Monday, February 24, 2014

In Defense of Honors

In Plato's famous Allegory of the Cave in Book VII of his Republic, we see a picture of people chained in a cavern guessing at the order and shapes of shadows that pass on the wall in front of them.  They give each other awards and honors for who is best at this guessing game, but when one fortunate soul is freed from the cave and sees the true light of the sun, he no longer has any regard for the prizes that were given among the prisoners for predicting and identifying the shadows.

In this illustration, Plato is quite right.  There is truth, goodness, and beauty to be enjoyed, and once people have tasted of these, they are unlikely to think much of the "Certificate of Participation" or the spelling bee trophy.  Does this, however, mean that we jettison all honors?  Do we get rid of all ceremony and the physical tokens of glory that we like to bestow on one another?  I think not.  Ceremonies of honor have an important role to play, and nowhere more so than in education.

I recently had the opportunity to visit The College of Wooster, where I was to receive one of their Excellence in Teaching awards.  The freshmen have the opportunity each year to nominate a high school teacher who had a particular influence on them.  These nominees are then reviewed by a committee, and this year ten were chosen from across the country.

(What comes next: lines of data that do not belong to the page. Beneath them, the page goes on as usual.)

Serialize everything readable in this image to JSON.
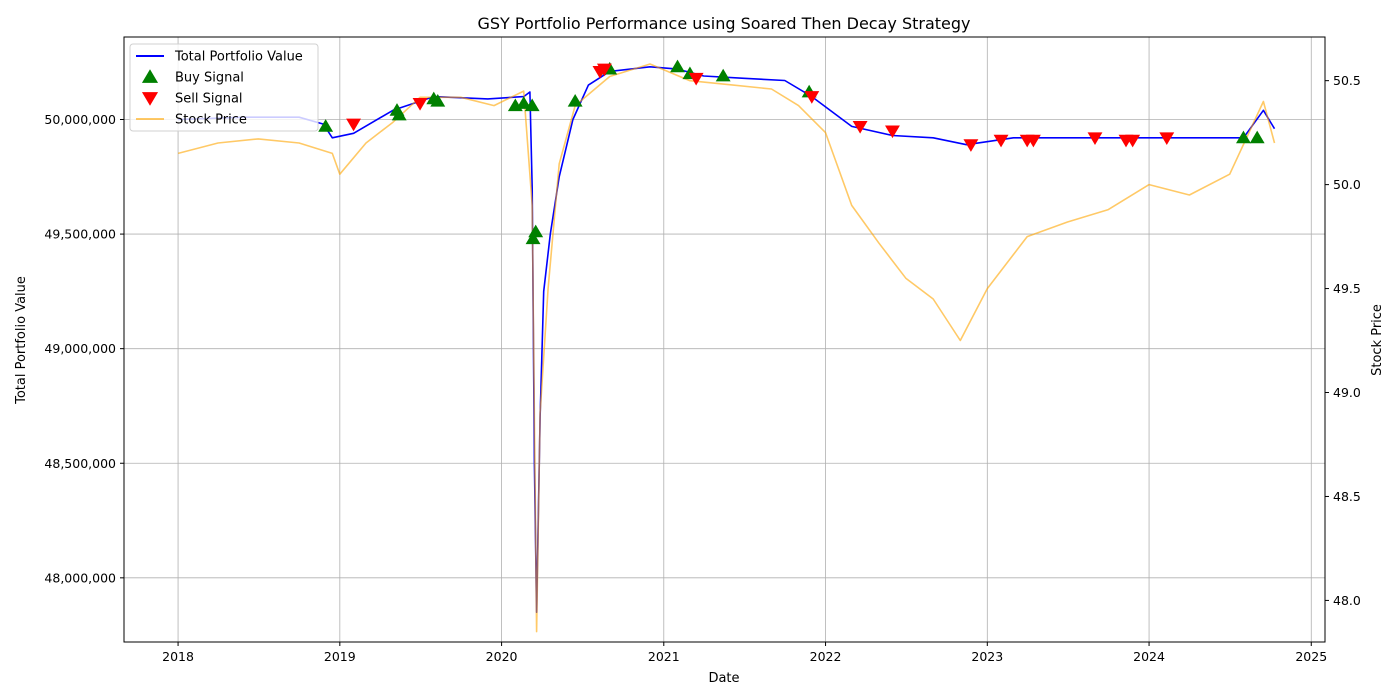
{
  "chart_data": {
    "type": "line",
    "title": "GSY Portfolio Performance using Soared Then Decay Strategy",
    "xlabel": "Date",
    "ylabel_left": "Total Portfolio Value",
    "ylabel_right": "Stock Price",
    "x_ticks": [
      "2018",
      "2019",
      "2020",
      "2021",
      "2022",
      "2023",
      "2024",
      "2025"
    ],
    "y_left_ticks": [
      "48,000,000",
      "48,500,000",
      "49,000,000",
      "49,500,000",
      "50,000,000"
    ],
    "y_right_ticks": [
      "48.0",
      "48.5",
      "49.0",
      "49.5",
      "50.0",
      "50.5"
    ],
    "xlim": [
      "2017-09-01",
      "2025-02-01"
    ],
    "ylim_left": [
      47720000,
      50360000
    ],
    "ylim_right": [
      47.8,
      50.71
    ],
    "grid": true,
    "legend_position": "top-left",
    "colors": {
      "portfolio": "#0000ff",
      "price": "#ffa500",
      "buy": "#008000",
      "sell": "#ff0000"
    },
    "series": [
      {
        "name": "Total Portfolio Value",
        "axis": "left",
        "points": [
          [
            "2018-01-01",
            50000000
          ],
          [
            "2018-06-01",
            50010000
          ],
          [
            "2018-10-01",
            50010000
          ],
          [
            "2018-11-25",
            49980000
          ],
          [
            "2018-12-15",
            49920000
          ],
          [
            "2019-02-01",
            49940000
          ],
          [
            "2019-05-01",
            50040000
          ],
          [
            "2019-08-01",
            50100000
          ],
          [
            "2019-12-01",
            50090000
          ],
          [
            "2020-02-20",
            50100000
          ],
          [
            "2020-03-05",
            50120000
          ],
          [
            "2020-03-10",
            49700000
          ],
          [
            "2020-03-15",
            48500000
          ],
          [
            "2020-03-20",
            47850000
          ],
          [
            "2020-03-28",
            48700000
          ],
          [
            "2020-04-05",
            49250000
          ],
          [
            "2020-04-20",
            49500000
          ],
          [
            "2020-05-10",
            49750000
          ],
          [
            "2020-06-10",
            50000000
          ],
          [
            "2020-07-15",
            50150000
          ],
          [
            "2020-09-01",
            50210000
          ],
          [
            "2020-12-01",
            50230000
          ],
          [
            "2021-02-01",
            50220000
          ],
          [
            "2021-04-01",
            50190000
          ],
          [
            "2021-07-01",
            50180000
          ],
          [
            "2021-10-01",
            50170000
          ],
          [
            "2021-12-01",
            50100000
          ],
          [
            "2022-03-01",
            49970000
          ],
          [
            "2022-06-01",
            49930000
          ],
          [
            "2022-09-01",
            49920000
          ],
          [
            "2022-11-15",
            49890000
          ],
          [
            "2023-03-01",
            49920000
          ],
          [
            "2023-09-01",
            49920000
          ],
          [
            "2024-03-01",
            49920000
          ],
          [
            "2024-08-01",
            49920000
          ],
          [
            "2024-09-15",
            50040000
          ],
          [
            "2024-10-10",
            49960000
          ]
        ]
      },
      {
        "name": "Stock Price",
        "axis": "right",
        "points": [
          [
            "2018-01-01",
            50.15
          ],
          [
            "2018-04-01",
            50.2
          ],
          [
            "2018-07-01",
            50.22
          ],
          [
            "2018-10-01",
            50.2
          ],
          [
            "2018-12-15",
            50.15
          ],
          [
            "2019-01-01",
            50.05
          ],
          [
            "2019-03-01",
            50.2
          ],
          [
            "2019-05-01",
            50.3
          ],
          [
            "2019-07-01",
            50.42
          ],
          [
            "2019-10-01",
            50.42
          ],
          [
            "2019-12-15",
            50.38
          ],
          [
            "2020-02-20",
            50.45
          ],
          [
            "2020-03-10",
            49.9
          ],
          [
            "2020-03-20",
            47.85
          ],
          [
            "2020-03-28",
            48.9
          ],
          [
            "2020-04-15",
            49.5
          ],
          [
            "2020-05-10",
            50.1
          ],
          [
            "2020-06-15",
            50.38
          ],
          [
            "2020-09-01",
            50.52
          ],
          [
            "2020-12-01",
            50.58
          ],
          [
            "2021-03-01",
            50.5
          ],
          [
            "2021-06-01",
            50.48
          ],
          [
            "2021-09-01",
            50.46
          ],
          [
            "2021-11-01",
            50.38
          ],
          [
            "2022-01-01",
            50.25
          ],
          [
            "2022-03-01",
            49.9
          ],
          [
            "2022-05-01",
            49.72
          ],
          [
            "2022-07-01",
            49.55
          ],
          [
            "2022-09-01",
            49.45
          ],
          [
            "2022-11-01",
            49.25
          ],
          [
            "2023-01-01",
            49.5
          ],
          [
            "2023-04-01",
            49.75
          ],
          [
            "2023-07-01",
            49.82
          ],
          [
            "2023-10-01",
            49.88
          ],
          [
            "2024-01-01",
            50.0
          ],
          [
            "2024-04-01",
            49.95
          ],
          [
            "2024-07-01",
            50.05
          ],
          [
            "2024-09-15",
            50.4
          ],
          [
            "2024-10-10",
            50.2
          ]
        ]
      },
      {
        "name": "Buy Signal",
        "axis": "left",
        "marker": "triangle-up",
        "points": [
          [
            "2018-11-30",
            49970000
          ],
          [
            "2019-05-10",
            50040000
          ],
          [
            "2019-05-15",
            50020000
          ],
          [
            "2019-08-01",
            50090000
          ],
          [
            "2019-08-10",
            50080000
          ],
          [
            "2020-02-01",
            50060000
          ],
          [
            "2020-02-20",
            50070000
          ],
          [
            "2020-03-10",
            50060000
          ],
          [
            "2020-03-12",
            49480000
          ],
          [
            "2020-03-18",
            49510000
          ],
          [
            "2020-06-15",
            50080000
          ],
          [
            "2020-09-01",
            50220000
          ],
          [
            "2021-02-01",
            50230000
          ],
          [
            "2021-03-01",
            50200000
          ],
          [
            "2021-05-15",
            50190000
          ],
          [
            "2021-11-25",
            50120000
          ],
          [
            "2024-08-01",
            49920000
          ],
          [
            "2024-09-01",
            49920000
          ]
        ]
      },
      {
        "name": "Sell Signal",
        "axis": "left",
        "marker": "triangle-down",
        "points": [
          [
            "2019-02-01",
            49980000
          ],
          [
            "2019-07-01",
            50070000
          ],
          [
            "2020-08-10",
            50210000
          ],
          [
            "2020-08-20",
            50220000
          ],
          [
            "2021-03-15",
            50180000
          ],
          [
            "2021-12-01",
            50100000
          ],
          [
            "2022-03-20",
            49970000
          ],
          [
            "2022-06-01",
            49950000
          ],
          [
            "2022-11-25",
            49890000
          ],
          [
            "2023-02-01",
            49910000
          ],
          [
            "2023-04-01",
            49910000
          ],
          [
            "2023-04-15",
            49910000
          ],
          [
            "2023-09-01",
            49920000
          ],
          [
            "2023-11-10",
            49910000
          ],
          [
            "2023-11-25",
            49910000
          ],
          [
            "2024-02-10",
            49920000
          ]
        ]
      }
    ]
  }
}
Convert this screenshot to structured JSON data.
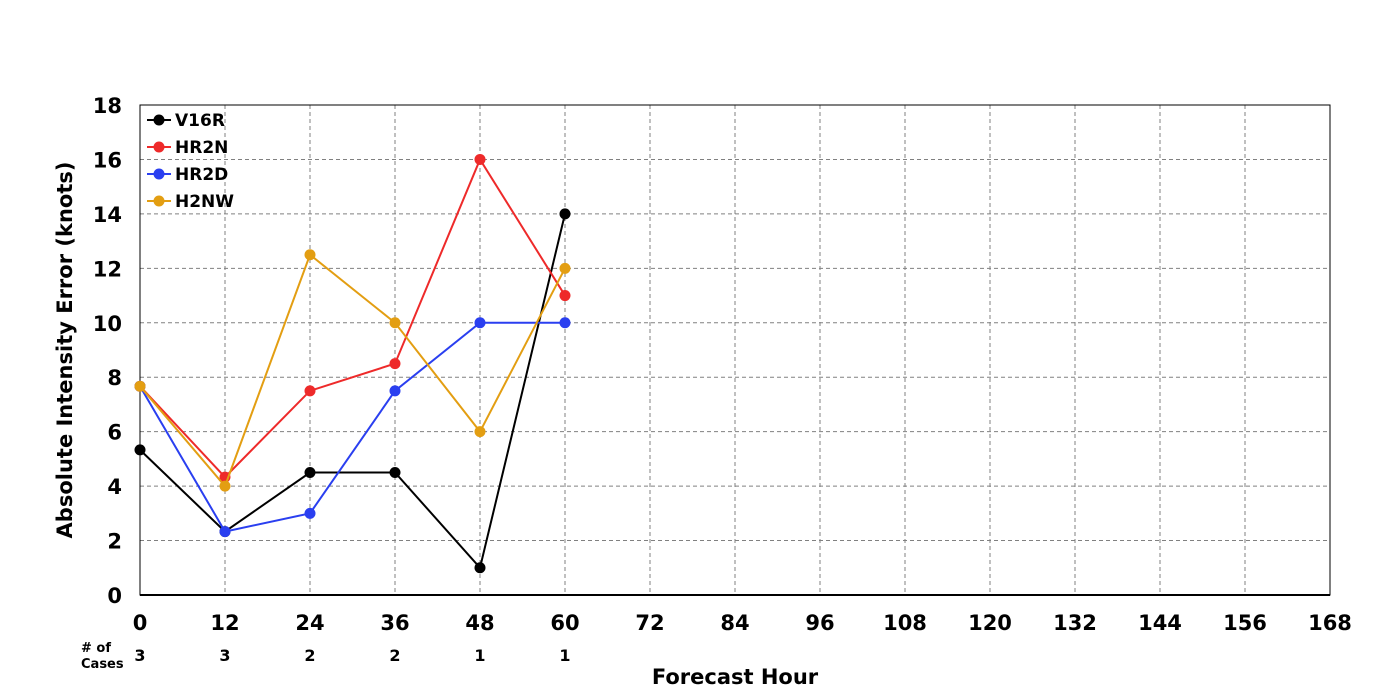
{
  "chart_data": {
    "type": "line",
    "xlabel": "Forecast Hour",
    "ylabel": "Absolute Intensity Error (knots)",
    "xlim": [
      0,
      168
    ],
    "ylim": [
      0,
      18
    ],
    "x_ticks": [
      0,
      12,
      24,
      36,
      48,
      60,
      72,
      84,
      96,
      108,
      120,
      132,
      144,
      156,
      168
    ],
    "y_ticks": [
      0,
      2,
      4,
      6,
      8,
      10,
      12,
      14,
      16,
      18
    ],
    "grid": true,
    "legend_position": "top-left",
    "series": [
      {
        "name": "V16R",
        "color": "#000000",
        "x": [
          0,
          12,
          24,
          36,
          48,
          60
        ],
        "values": [
          5.33,
          2.33,
          4.5,
          4.5,
          1,
          14
        ]
      },
      {
        "name": "HR2N",
        "color": "#ee2a2a",
        "x": [
          0,
          12,
          24,
          36,
          48,
          60
        ],
        "values": [
          7.67,
          4.33,
          7.5,
          8.5,
          16,
          11
        ]
      },
      {
        "name": "HR2D",
        "color": "#2a3ff0",
        "x": [
          0,
          12,
          24,
          36,
          48,
          60
        ],
        "values": [
          7.67,
          2.33,
          3,
          7.5,
          10,
          10
        ]
      },
      {
        "name": "H2NW",
        "color": "#e39e12",
        "x": [
          0,
          12,
          24,
          36,
          48,
          60
        ],
        "values": [
          7.67,
          4,
          12.5,
          10,
          6,
          12
        ]
      }
    ],
    "cases": {
      "label_line1": "# of",
      "label_line2": "Cases",
      "x": [
        0,
        12,
        24,
        36,
        48,
        60
      ],
      "counts": [
        "3",
        "3",
        "2",
        "2",
        "1",
        "1"
      ]
    }
  }
}
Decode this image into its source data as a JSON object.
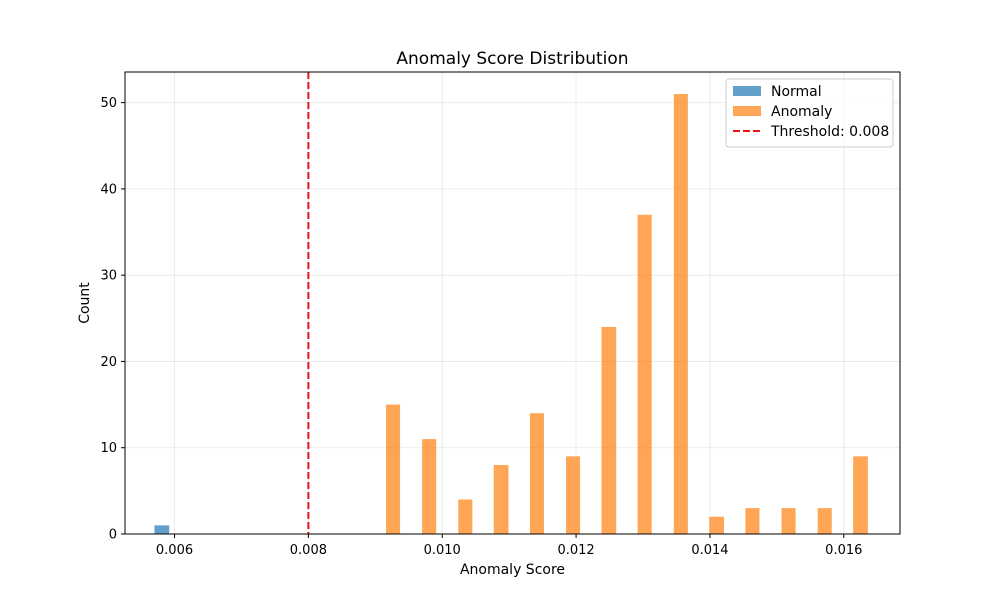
{
  "chart_data": {
    "type": "bar",
    "title": "Anomaly Score Distribution",
    "xlabel": "Anomaly Score",
    "ylabel": "Count",
    "xlim": [
      0.00526,
      0.01684
    ],
    "ylim": [
      0,
      53.55
    ],
    "x_ticks": [
      0.006,
      0.008,
      0.01,
      0.012,
      0.014,
      0.016
    ],
    "x_tick_labels": [
      "0.006",
      "0.008",
      "0.010",
      "0.012",
      "0.014",
      "0.016"
    ],
    "y_ticks": [
      0,
      10,
      20,
      30,
      40,
      50
    ],
    "y_tick_labels": [
      "0",
      "10",
      "20",
      "30",
      "40",
      "50"
    ],
    "grid": true,
    "legend_position": "top-right",
    "series": [
      {
        "name": "Normal",
        "color": "#1f77b4",
        "bins": [
          {
            "left": 0.0057,
            "right": 0.00592,
            "count": 1
          }
        ]
      },
      {
        "name": "Anomaly",
        "color": "#ff7f0e",
        "bins": [
          {
            "left": 0.00916,
            "right": 0.00937,
            "count": 15
          },
          {
            "left": 0.0097,
            "right": 0.00991,
            "count": 11
          },
          {
            "left": 0.01024,
            "right": 0.01045,
            "count": 4
          },
          {
            "left": 0.01077,
            "right": 0.01099,
            "count": 8
          },
          {
            "left": 0.01131,
            "right": 0.01152,
            "count": 14
          },
          {
            "left": 0.01185,
            "right": 0.01206,
            "count": 9
          },
          {
            "left": 0.01238,
            "right": 0.0126,
            "count": 24
          },
          {
            "left": 0.01292,
            "right": 0.01313,
            "count": 37
          },
          {
            "left": 0.01346,
            "right": 0.01367,
            "count": 51
          },
          {
            "left": 0.01399,
            "right": 0.01421,
            "count": 2
          },
          {
            "left": 0.01453,
            "right": 0.01474,
            "count": 3
          },
          {
            "left": 0.01507,
            "right": 0.01528,
            "count": 3
          },
          {
            "left": 0.01561,
            "right": 0.01582,
            "count": 3
          },
          {
            "left": 0.01614,
            "right": 0.01636,
            "count": 9
          }
        ]
      }
    ],
    "threshold": {
      "value": 0.008,
      "label": "Threshold: 0.008",
      "color": "#e8141a"
    }
  }
}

Recognition of the Excellence in Teaching recipients actually was a small part of the evening.  After a delightful dinner in the elegant Kittredge Dining Hall, an address by an alumnus, and the presentation of the EIT awards, the evening unfolded into a recognition celebration of a great many students.  They received honors, prizes, and scholarships in a variety of disciplines and for many reasons.  For example, there was the Robert G. Bone History Prize.  This was given to a junior majoring in history who best exemplified enthusiasm for learning, unbridled curiosity about life, and unbounded kindness toward others.

Stop.  Read the last sentence of the preceding paragraph again.

There was also the Larry L. Stewart Endowed Prize in Literature.  This was given to a junior English major with a strong academic record who embodied the ideals and spirit of engaged reading and writing in the study of literature.

Enthusiasm for learning.  Unbridled curiosity about life.  Unbounded kindness toward others.  The spirit of engaged reading and writing.

These are the very means by which we approach the true, the good, and the beautiful.  They are also themselves aspects of the true, the good, and the beautiful to be enjoyed in their own right.  For this reason, we properly honor those who exemplify and embody them.  Awards like these are no mere shadow honors.  They are the public recognition of what human beings do.  They remind their recipients that they are on the right path.  They shine a light on that path for the community who observes these honors, thus inspiring others to take up the journey.  They are not the self-indulgent and meaningless tokens of those trapped in the cave.  They are both the torches that light the way out and the appropriate, necessary, festive celebration of those who have seen the light.

As for the Excellence in Teaching awards, these were given with the same dignity and honor as the student awards.  The teachers were put up in The Wooster Inn, an elegant establishment that prompted me to tweet about my room that made me want to take out a fountain pen and begin inking the first lines of a novel.  On the evening of our arrival, we enjoyed hors d'oeuvres with faculty members and the students who had nominated us before the dinner celebration.  The following day we were treated to a tour of the campus, the opportunity to visit a class with our students, and lunch in the faculty dining area of Lowry Hall.  The entire event was coordinated by Dr. Hayden Schilling, whose hospitality alone was a significant honor.